Marie Sophie was the daughter of Auguste Pierre de Lauret (1810-1881), of the Court of Charles X of France, who emigrated to New South Wales, via England, in the 1840s and eventually bought the Wynella estate.
After her first husband, James Dalglish died, she came to England and married William Bellasis. She financed the rental of large properties such as Lulworth Castle in Wiltshire, that was later destroyed by fire but still stands; and Sundorne Castle in Shropshire that was later raised to the ground for tax reasons. They used Sundorne to help soldiers recuperate from their injuries during the Great War, in which they lost three of their own sons and a son-in-law.
She honoured the Bellasis family's close association with the Oratorian Fathers by financing the central dome of the Brompton Oratory.
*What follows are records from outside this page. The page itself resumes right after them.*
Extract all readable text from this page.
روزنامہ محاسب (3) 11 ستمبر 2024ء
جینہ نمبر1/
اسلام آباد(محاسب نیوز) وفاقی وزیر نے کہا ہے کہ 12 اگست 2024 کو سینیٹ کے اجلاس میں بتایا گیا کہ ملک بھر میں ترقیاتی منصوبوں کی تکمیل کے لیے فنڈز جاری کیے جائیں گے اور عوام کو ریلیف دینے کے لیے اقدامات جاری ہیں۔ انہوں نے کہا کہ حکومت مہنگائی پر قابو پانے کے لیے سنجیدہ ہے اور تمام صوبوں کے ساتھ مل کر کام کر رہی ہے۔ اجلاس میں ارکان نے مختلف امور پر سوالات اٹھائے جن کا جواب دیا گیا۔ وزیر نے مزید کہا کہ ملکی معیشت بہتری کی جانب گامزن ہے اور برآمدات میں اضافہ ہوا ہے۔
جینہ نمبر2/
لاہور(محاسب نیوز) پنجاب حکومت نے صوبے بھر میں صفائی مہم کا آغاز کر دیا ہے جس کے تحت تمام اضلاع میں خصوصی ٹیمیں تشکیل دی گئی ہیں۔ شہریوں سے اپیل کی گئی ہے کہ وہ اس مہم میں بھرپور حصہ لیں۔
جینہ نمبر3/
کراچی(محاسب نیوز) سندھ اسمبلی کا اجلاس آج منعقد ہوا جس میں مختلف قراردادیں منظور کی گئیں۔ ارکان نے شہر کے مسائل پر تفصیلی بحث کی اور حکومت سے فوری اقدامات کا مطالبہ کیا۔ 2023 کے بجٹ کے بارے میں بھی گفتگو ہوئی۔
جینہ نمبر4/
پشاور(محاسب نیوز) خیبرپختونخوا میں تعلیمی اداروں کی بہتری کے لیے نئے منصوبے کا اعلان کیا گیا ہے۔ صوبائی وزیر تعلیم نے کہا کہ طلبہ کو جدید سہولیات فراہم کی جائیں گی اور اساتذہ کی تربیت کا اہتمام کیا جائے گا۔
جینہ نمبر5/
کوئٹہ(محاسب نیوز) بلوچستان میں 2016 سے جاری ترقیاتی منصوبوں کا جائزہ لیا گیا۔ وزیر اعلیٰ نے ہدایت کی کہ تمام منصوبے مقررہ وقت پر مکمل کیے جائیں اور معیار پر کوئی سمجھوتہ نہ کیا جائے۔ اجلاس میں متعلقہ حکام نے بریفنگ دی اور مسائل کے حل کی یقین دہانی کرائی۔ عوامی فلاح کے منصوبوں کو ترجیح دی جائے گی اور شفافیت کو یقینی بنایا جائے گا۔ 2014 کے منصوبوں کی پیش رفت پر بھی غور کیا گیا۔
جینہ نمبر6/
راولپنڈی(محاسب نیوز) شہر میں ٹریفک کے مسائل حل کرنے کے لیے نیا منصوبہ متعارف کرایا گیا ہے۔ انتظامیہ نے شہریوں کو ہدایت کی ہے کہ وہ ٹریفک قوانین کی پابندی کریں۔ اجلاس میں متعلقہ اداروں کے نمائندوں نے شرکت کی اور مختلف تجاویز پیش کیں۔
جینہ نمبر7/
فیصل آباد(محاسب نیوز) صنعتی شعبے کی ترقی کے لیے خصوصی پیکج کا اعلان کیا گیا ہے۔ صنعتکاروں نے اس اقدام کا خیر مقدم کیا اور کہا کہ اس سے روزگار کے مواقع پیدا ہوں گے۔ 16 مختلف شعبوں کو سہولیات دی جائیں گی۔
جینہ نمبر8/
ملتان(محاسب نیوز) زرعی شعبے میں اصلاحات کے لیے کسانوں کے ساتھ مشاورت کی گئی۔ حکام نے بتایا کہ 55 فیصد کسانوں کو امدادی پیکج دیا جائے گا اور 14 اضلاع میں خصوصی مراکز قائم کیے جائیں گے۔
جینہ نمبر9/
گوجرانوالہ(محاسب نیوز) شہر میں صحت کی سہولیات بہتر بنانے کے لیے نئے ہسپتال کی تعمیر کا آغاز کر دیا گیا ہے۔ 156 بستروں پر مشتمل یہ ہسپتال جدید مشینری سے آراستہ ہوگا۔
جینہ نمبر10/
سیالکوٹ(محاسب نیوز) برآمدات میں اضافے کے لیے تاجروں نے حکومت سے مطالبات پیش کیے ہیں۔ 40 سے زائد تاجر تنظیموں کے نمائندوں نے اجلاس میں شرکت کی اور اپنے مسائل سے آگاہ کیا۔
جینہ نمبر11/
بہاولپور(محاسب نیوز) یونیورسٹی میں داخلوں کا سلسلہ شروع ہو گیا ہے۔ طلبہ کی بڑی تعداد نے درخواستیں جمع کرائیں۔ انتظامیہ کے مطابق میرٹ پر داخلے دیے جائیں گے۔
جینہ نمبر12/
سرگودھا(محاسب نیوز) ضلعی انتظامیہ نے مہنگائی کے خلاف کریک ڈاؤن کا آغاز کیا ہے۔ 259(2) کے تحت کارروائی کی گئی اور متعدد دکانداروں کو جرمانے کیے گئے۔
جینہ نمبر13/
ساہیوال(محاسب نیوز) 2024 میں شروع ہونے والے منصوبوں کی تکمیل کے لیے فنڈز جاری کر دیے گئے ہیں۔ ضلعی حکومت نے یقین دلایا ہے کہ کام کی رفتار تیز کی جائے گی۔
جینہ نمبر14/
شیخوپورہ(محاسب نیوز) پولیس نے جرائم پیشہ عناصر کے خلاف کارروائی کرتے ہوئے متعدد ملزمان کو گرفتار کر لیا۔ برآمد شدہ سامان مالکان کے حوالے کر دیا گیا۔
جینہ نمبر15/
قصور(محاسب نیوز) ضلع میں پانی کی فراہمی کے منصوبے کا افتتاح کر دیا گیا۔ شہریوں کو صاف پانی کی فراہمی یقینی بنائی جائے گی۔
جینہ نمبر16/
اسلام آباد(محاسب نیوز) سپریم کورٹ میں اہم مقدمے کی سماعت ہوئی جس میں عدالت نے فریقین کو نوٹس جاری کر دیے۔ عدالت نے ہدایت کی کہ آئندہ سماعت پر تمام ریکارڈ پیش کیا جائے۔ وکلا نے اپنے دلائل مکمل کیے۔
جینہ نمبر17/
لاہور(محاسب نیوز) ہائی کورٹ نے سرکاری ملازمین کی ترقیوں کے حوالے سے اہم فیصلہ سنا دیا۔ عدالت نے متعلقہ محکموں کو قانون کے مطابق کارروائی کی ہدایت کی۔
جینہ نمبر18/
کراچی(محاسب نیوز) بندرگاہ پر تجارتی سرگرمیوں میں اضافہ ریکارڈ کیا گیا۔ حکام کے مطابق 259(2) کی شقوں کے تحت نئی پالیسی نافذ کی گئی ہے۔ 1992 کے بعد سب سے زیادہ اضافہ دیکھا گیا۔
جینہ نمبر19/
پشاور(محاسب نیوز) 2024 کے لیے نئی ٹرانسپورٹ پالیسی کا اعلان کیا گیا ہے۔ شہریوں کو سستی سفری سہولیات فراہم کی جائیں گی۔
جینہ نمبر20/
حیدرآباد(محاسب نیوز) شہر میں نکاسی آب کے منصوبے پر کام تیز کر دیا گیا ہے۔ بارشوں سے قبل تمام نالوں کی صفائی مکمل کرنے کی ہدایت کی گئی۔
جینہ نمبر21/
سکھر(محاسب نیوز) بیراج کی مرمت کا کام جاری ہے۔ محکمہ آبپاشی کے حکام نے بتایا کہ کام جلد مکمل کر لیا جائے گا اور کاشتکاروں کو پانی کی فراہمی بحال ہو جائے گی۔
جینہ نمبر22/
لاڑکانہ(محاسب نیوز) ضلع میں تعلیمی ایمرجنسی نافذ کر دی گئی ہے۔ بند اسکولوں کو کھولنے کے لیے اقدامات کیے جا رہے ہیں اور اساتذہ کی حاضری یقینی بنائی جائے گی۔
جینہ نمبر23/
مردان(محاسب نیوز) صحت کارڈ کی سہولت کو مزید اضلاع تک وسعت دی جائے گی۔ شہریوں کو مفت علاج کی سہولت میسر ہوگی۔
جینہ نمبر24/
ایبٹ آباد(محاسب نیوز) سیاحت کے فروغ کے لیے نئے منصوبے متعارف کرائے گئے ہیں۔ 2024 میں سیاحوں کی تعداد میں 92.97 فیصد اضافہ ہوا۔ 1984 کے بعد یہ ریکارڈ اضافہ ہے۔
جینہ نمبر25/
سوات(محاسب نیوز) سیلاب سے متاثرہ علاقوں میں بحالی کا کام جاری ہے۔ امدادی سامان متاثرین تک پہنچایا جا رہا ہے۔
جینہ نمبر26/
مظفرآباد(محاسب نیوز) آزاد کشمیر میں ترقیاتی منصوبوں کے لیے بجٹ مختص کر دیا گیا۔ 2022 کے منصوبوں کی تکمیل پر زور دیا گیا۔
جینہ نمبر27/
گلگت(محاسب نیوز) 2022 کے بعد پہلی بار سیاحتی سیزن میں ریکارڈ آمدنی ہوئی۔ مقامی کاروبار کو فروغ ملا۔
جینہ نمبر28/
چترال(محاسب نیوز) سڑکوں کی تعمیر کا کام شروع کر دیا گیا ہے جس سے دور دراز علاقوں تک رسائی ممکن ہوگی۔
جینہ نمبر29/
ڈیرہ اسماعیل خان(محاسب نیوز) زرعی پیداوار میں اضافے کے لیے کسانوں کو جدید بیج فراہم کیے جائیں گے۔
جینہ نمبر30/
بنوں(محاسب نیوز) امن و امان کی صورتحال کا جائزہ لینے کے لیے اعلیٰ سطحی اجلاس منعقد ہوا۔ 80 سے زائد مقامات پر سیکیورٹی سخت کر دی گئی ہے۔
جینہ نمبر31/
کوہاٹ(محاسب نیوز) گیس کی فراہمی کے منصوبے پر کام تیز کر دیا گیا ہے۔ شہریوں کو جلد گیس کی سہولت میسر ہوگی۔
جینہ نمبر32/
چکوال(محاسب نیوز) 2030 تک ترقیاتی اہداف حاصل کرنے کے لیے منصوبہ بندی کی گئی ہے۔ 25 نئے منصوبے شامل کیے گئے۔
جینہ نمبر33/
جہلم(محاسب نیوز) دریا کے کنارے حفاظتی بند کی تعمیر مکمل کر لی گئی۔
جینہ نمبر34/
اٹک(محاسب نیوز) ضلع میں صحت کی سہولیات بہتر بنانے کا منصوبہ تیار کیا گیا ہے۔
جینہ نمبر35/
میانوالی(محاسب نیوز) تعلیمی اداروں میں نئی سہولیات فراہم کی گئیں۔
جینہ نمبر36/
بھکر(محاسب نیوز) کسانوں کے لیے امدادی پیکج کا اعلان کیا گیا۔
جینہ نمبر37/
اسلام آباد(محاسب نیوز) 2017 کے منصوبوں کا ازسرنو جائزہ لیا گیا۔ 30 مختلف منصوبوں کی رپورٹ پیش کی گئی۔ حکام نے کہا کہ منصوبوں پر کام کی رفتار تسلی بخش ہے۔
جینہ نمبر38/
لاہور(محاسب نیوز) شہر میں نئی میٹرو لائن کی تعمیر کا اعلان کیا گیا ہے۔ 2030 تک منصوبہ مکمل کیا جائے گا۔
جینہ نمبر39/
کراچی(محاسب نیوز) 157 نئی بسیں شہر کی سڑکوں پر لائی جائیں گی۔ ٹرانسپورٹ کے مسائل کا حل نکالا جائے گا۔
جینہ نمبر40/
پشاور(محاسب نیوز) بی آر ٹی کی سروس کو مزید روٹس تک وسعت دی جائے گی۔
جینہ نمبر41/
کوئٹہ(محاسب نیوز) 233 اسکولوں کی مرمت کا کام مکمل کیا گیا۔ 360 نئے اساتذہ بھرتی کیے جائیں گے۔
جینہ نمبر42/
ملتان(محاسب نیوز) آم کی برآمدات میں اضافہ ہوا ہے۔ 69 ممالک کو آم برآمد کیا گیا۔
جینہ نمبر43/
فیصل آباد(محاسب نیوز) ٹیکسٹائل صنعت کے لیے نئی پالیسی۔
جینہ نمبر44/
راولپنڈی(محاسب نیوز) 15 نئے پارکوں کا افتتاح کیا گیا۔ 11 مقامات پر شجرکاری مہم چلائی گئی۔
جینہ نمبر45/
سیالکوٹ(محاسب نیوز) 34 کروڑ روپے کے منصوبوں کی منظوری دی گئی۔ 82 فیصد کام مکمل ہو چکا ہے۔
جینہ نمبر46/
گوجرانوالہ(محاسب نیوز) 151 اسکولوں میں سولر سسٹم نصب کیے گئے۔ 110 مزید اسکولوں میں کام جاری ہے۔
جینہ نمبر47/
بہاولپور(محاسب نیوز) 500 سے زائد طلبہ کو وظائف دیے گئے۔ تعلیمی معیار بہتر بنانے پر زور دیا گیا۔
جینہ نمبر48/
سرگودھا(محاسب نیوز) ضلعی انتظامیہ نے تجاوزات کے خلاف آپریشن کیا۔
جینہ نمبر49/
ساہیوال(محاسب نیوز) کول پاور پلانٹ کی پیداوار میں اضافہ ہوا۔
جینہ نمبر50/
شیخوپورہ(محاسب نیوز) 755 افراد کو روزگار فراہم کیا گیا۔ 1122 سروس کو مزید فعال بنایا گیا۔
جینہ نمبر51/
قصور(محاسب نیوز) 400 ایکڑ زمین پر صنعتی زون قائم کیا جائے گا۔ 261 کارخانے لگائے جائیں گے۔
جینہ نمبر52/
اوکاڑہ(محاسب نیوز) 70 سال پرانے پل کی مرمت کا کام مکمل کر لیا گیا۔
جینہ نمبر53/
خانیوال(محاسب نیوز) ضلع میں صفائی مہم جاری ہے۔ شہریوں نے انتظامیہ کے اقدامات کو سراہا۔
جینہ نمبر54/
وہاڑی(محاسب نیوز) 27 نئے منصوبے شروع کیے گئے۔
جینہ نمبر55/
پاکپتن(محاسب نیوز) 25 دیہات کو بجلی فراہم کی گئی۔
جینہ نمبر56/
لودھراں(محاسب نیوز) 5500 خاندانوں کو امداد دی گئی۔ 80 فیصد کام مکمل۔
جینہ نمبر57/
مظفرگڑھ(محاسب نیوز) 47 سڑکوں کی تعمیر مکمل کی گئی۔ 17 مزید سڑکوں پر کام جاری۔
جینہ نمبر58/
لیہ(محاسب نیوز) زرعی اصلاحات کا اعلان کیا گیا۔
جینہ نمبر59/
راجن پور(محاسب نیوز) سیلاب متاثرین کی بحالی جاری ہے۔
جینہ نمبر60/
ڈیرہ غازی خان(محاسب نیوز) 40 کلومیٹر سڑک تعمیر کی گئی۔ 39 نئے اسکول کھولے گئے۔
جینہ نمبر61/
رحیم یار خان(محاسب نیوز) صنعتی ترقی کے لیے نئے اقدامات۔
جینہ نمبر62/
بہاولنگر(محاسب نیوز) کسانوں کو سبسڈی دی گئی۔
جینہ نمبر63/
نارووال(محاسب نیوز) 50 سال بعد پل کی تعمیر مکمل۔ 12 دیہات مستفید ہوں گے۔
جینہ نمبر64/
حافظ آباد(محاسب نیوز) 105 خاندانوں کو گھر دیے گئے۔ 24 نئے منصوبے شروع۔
From: 'The London Oratory', Survey of London: volume 41: Brompton (1983), pp. 50-57. URL: http://www.british-history.ac.uk/report.aspx?compid=50008 Date accessed: 07 January 2013:
"Gribble, who died in 1894 aged forty-seven, had greatly regretted the failure to construct his outer dome. (ref. 92) The want was, in a manner, supplied when ‘a Client of Saint Philip’ (Mrs. Dalglish-Bellasis (ref. 93) ) offered to pay for it on the saint's tercentenary in 1895. The design was to be provided by the architect George Sherrin, who in 1894 had suggested an alternative domical finish to the flanking towers, (ref. 94) but the lantern was designed by his young assistant, E. A. Rickards (Plate 37a). (ref. 95) The steel-framed dome was built in 1895–6 to the silhouette, higher and steeper than Gribble had proposed, which shows so effectively from some of the quiet streets north of the Brompton Road."
Marie Sophie's sister, Anne Maria, married Edward Percy Simpson.
Marie Sophie's most striking feature was her jet black hair, the colour of which she mostly retained upto her death.